Is my server vulnerable to Logjam?
Here’s how to quickly diagnose a server’s DH configuration with OpenSSL 1.0.2 command-line tools. This is, of course, just a smoke test - failing it is bad but passing it is alone not a guarantee that the configuration is secure.
$ openssl s_client -connect www.example.com:443 -cipher "EDH"
Replace the host and port with your server’s information. In the connection information, look for “Server Temp Key:”:
$ openssl s_client -connect www.example.com:443 -cipher "EDH" | grep "Server Temp Key"

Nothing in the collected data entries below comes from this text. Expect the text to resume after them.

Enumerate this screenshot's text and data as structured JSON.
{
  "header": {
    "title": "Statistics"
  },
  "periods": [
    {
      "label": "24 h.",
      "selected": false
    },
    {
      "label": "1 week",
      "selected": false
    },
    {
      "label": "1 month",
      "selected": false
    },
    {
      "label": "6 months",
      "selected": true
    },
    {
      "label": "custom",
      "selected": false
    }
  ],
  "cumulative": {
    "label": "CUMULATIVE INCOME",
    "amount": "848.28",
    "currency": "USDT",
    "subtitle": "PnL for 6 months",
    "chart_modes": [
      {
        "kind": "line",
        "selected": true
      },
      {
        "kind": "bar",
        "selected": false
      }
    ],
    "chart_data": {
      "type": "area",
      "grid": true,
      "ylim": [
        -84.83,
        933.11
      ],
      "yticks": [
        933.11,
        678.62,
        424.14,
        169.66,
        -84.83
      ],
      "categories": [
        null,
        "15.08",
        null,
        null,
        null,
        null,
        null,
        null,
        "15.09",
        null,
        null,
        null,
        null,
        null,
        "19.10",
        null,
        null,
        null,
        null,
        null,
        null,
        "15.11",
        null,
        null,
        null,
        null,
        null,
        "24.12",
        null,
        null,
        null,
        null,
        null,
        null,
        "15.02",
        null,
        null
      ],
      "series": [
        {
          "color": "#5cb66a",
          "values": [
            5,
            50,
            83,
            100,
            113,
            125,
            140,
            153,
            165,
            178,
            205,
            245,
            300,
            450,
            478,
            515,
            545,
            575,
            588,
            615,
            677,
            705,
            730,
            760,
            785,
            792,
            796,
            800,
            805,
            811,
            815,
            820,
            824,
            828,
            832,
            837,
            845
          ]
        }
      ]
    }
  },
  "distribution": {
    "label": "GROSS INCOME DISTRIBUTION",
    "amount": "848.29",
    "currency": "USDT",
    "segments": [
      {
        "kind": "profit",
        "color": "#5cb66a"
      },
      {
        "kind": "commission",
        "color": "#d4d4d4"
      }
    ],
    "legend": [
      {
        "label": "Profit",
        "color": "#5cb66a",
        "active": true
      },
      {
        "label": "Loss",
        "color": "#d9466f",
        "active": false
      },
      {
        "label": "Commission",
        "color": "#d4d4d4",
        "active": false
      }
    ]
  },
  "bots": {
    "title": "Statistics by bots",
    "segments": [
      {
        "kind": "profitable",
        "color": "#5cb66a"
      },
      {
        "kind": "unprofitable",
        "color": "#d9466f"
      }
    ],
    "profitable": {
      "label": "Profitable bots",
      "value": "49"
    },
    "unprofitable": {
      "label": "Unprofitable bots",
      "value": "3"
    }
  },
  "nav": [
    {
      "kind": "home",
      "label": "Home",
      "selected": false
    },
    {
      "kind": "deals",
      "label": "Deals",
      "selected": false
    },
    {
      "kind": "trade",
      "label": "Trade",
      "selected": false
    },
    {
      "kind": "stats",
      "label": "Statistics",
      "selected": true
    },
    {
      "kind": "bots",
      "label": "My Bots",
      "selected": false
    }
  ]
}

The key should be at least 2048 bits to offer a comfortable security margin comparable to RSA-2048. Connections with keys shorter than 1024 bits may already be in trouble today. (Note: you need OpenSSL 1.0.2. Earlier versions of the client do not display this information.)
If the connection fails, then the server does not support Diffie-Hellman ciphersuites. In this case, you may want to check that it supports ECDH for forward security instead:
$ openssl s_client -connect www.example.com:443 -cipher "ECDHE"
The connection should succeed.
Finally, verify that export ciphers are disabled:
$ openssl s_client -connect www.example:com:443 -cipher "EXP"
The connection should fail.
The OpenSSL team would like to thank Karthikeyan Bhargavan and Antoine Delignat-Lavaud (Prosecco, INRIA) and Adam Langley (Google) for their helpful suggestions and insights.